Золле весело тормошила девушку, приводя ее в чувство:
— Кто не влюблялся в красавца Эдуана! Пройдет! Встретишь настоящего парня, оценишь живую ласку!
— Нет-нет, я не знаю… — беспомощно лепетала Милтина. — Он такой необыкновенный! Удивилась и все!
— Удивилась она! — хитро подмигивала Золле. — Все знают, каков наш герцог! Гордый слишком, женщин не замечает. Каких невест ему не предлагали: знатные, богатые! Не смотрит даже. Так бобылем и останется! Слезки? Да что ты, девочка! Выбрось из головы эту отраву!
Дочь лесничего кивала в ответ на уговоры доброй женщины. Все правильно, ей и думать о герцоге грешно, но, стараясь погасить сжигающее сердце пламя, она осознавала, что не найдет сил забыть искру невольного интереса во взгляде господина, его прекрасные глаза под нарисованными умелой кистью Создателя бровями!
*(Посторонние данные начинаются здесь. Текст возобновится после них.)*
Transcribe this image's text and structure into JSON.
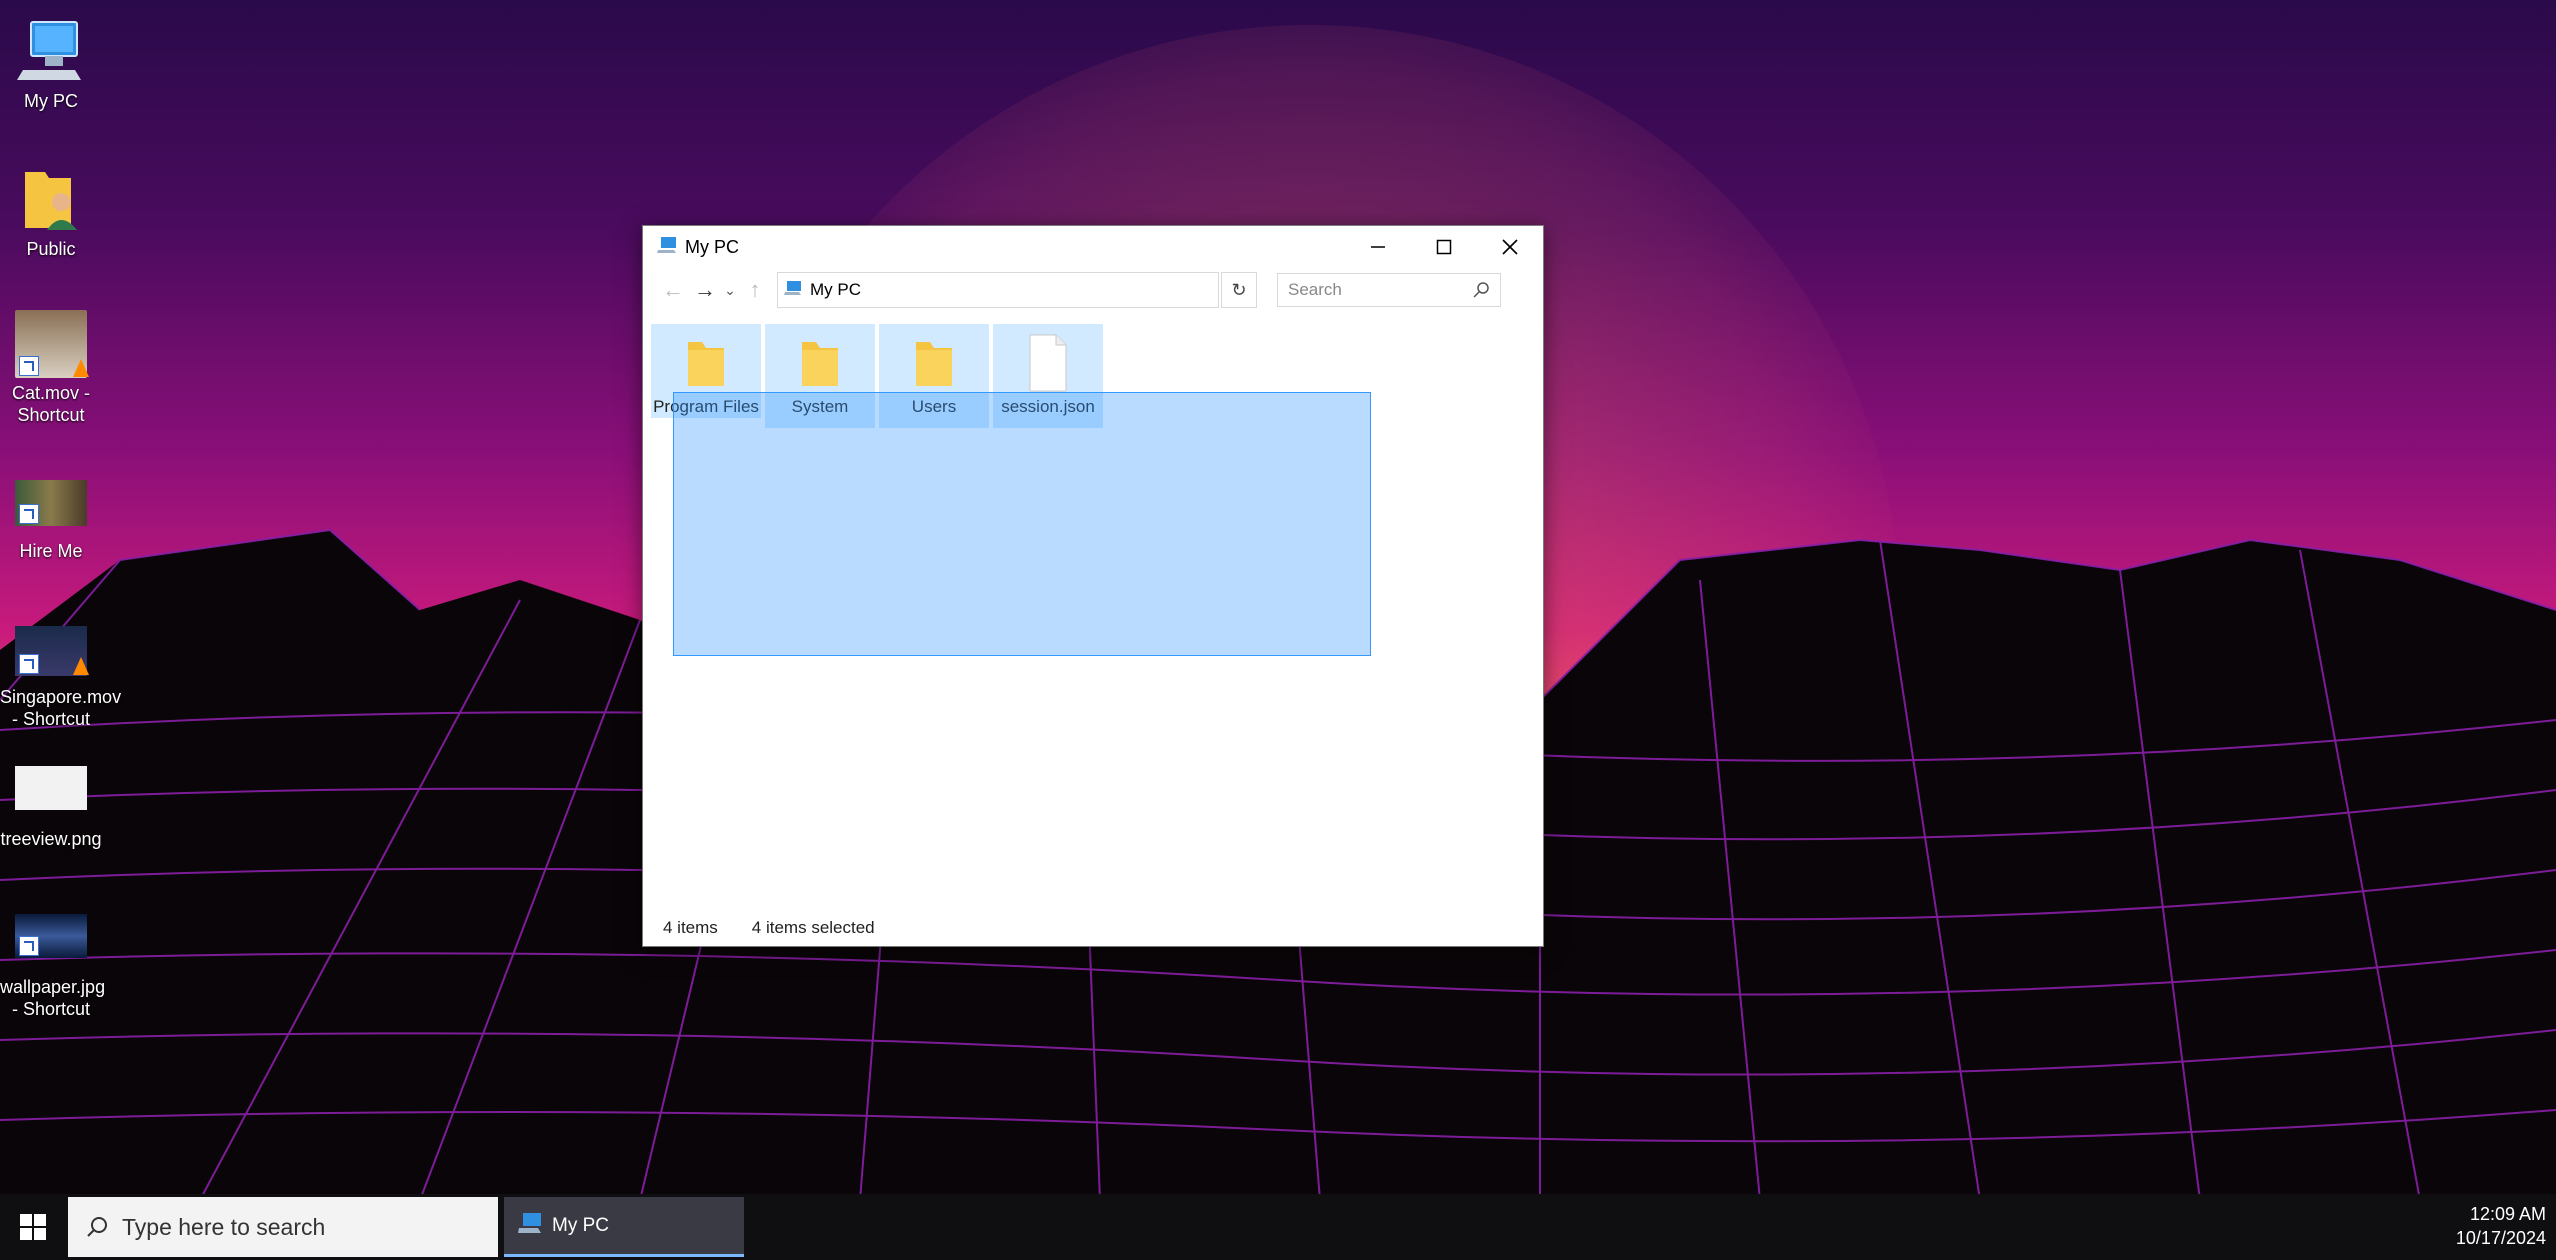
{
  "desktop": {
    "icons": [
      {
        "label": "My PC"
      },
      {
        "label": "Public"
      },
      {
        "label": "Cat.mov - Shortcut"
      },
      {
        "label": "Hire Me"
      },
      {
        "label": "Singapore.mov - Shortcut"
      },
      {
        "label": "treeview.png"
      },
      {
        "label": "wallpaper.jpg - Shortcut"
      }
    ]
  },
  "window": {
    "title": "My PC",
    "address": "My PC",
    "search_placeholder": "Search",
    "items": [
      {
        "label": "Program Files",
        "type": "folder"
      },
      {
        "label": "System",
        "type": "folder"
      },
      {
        "label": "Users",
        "type": "folder"
      },
      {
        "label": "session.json",
        "type": "file"
      }
    ],
    "status": {
      "count": "4 items",
      "selected": "4 items selected"
    }
  },
  "taskbar": {
    "search_placeholder": "Type here to search",
    "app_label": "My PC",
    "time": "12:09 AM",
    "date": "10/17/2024"
  },
  "colors": {
    "selection": "#cce8ff",
    "marquee": "#3399ff",
    "taskbar": "#0f0f12"
  }
}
Выпал случай и Милтине убедиться в правоте наблюдательной Золле. В замок приехала юная леди Солоу. Слуги поговаривали, что Приэмм привез сестрицу, надеясь, что ее свежесть и очарование тронет сердце герцога. Милтина как раз несла отрез беленого холста, нужного Золле для работы, когда гостья выходила из кареты. Сопровождающий ее брат выглядел настороженным, сама гафинечка не могла спрятать счастливой улыбки, щеки ее разрумянились, глаза сияли. Казалось, еще миг-другой и леди пустится в пляс, не в силах совладать с эмоциями. Милтина, чуть не выронила ношу, живо представив, как произойдет встреча: его светлость прикоснется губами к ручке гостьи, та потупит взор, дрожа от волнения. Он улыбнется, скажет изысканный комплимент, девушка задержит дыхание…
Ревность колючим ежом возилась в груди, Милтина крепче прижала к себе отрез, наклонила голову и побежала прочь. Кто она такая, чтобы думать о герцоге? Пусть будет счастлив! Однако через два дня гостья покинула замок, и настроение во время отъезда у нее было совсем иным.